Topic: Bridging Optimization and AI: Some recent advances
The confluence of learning and optimization holds great promise for solving dynamic, online resource allocation problems under uncertainty. In this talk, I will present an overview of two such problems in which tools developed independently in one field have helped solve problems in the complementary field.
First, we focus on the problem of collaborative routing of aircraft and unmanned vehicles, under non-stationary conditions with spatial-temporal correlations. A long posited question in collaborative routing has been: “if a subset of traveling vehicles can be used for exploring parts of the network where information has become sparse, how should vehicles be routed to collect information most useful to minimize costs for the entire fleet”? We expand on recent advances in multi-armed bandit algorithms to solve this problem, and generate near-optimal policies for schedule-dependent and schedule-independent exploration. We find this could reduce travel time and fuel burn by about 5% for the fleet.
Second, we study how we can improve upon long-used regret bounds in AI/ML, which are based on omniscient information about the future. Our work builds on Brown, Smith, and Sun (2010), who present an approach for information-relaxation bounds in dynamic programs. Their approach penalize the additional information available to the anticipative (omniscient) decision-maker who knows the future. However, the computation of these penalized information-relaxation bounds (or penalized regret bounds) for large-scale systems has hitherto been discussed by many as intractable. We present tractable methods to achieve bounds for time-space network-based problems and problems modeled as block-diagonal mixed-integer programs.
Lavanya Marla is an Associate Professor in Industrial and Enterprise Systems Engineering at the University of Illinois at Urbana-Champaign. Her research interests are in robust and dynamic decision-making for large-scale networks subject to operating stochasticity. She builds cross-cutting methodologies that integrate data-driven optimization, statistics, simulation and machine learning. Application areas of interest include aviation planning, operations and pricing; logistics, emergency medical services, and shared transportation systems.

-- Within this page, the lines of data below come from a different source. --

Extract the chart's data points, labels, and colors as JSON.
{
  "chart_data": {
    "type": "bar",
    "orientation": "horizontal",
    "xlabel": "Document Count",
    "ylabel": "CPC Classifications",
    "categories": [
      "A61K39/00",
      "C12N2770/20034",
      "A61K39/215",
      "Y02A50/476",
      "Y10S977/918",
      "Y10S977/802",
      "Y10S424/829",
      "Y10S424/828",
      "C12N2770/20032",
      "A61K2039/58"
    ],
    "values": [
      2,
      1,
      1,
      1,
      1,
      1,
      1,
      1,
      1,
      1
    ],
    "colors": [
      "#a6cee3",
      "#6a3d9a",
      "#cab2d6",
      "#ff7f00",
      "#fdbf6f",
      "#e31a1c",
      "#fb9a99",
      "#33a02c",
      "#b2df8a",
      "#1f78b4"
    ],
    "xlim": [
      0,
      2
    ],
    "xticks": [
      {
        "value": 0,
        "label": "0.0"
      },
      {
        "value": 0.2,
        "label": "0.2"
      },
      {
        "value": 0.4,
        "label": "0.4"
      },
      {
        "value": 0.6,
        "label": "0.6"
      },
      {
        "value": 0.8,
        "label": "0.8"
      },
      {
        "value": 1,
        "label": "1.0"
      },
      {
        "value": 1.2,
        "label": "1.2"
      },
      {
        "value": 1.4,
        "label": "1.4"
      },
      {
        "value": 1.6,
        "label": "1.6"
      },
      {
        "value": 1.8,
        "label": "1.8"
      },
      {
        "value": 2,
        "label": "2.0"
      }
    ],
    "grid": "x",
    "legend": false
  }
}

Prior to the University of Illinois, she was with the Heinz College at Carnegie Mellon University. She earned her PhD in Transportation Systems, and dual Masters in Operations Research and Transportation from the Massachusetts Institute of Technology; and previously, a Bachelors degree from IIT Madras. Her work has been recognized through the prestigious Center for Advanced Study award from the University of Illinois, as a semi-finalist at the INFORMS Innovative Applications in Analytics Award, research awards from the International Conference for Research in Air Transportation, AGIFORS, Knowledge Discovery and Data Mining (KDD) and others. Her work is funded by the National Science Foundation, the Department of Homeland Security, the Department of Transportation, the US-India Educational Foundation's and multiple industry grants. She has served in multiple leadership roles with the INFORMS Transportation Science and Logistics Society, Women in OR/MS and AGIFORS.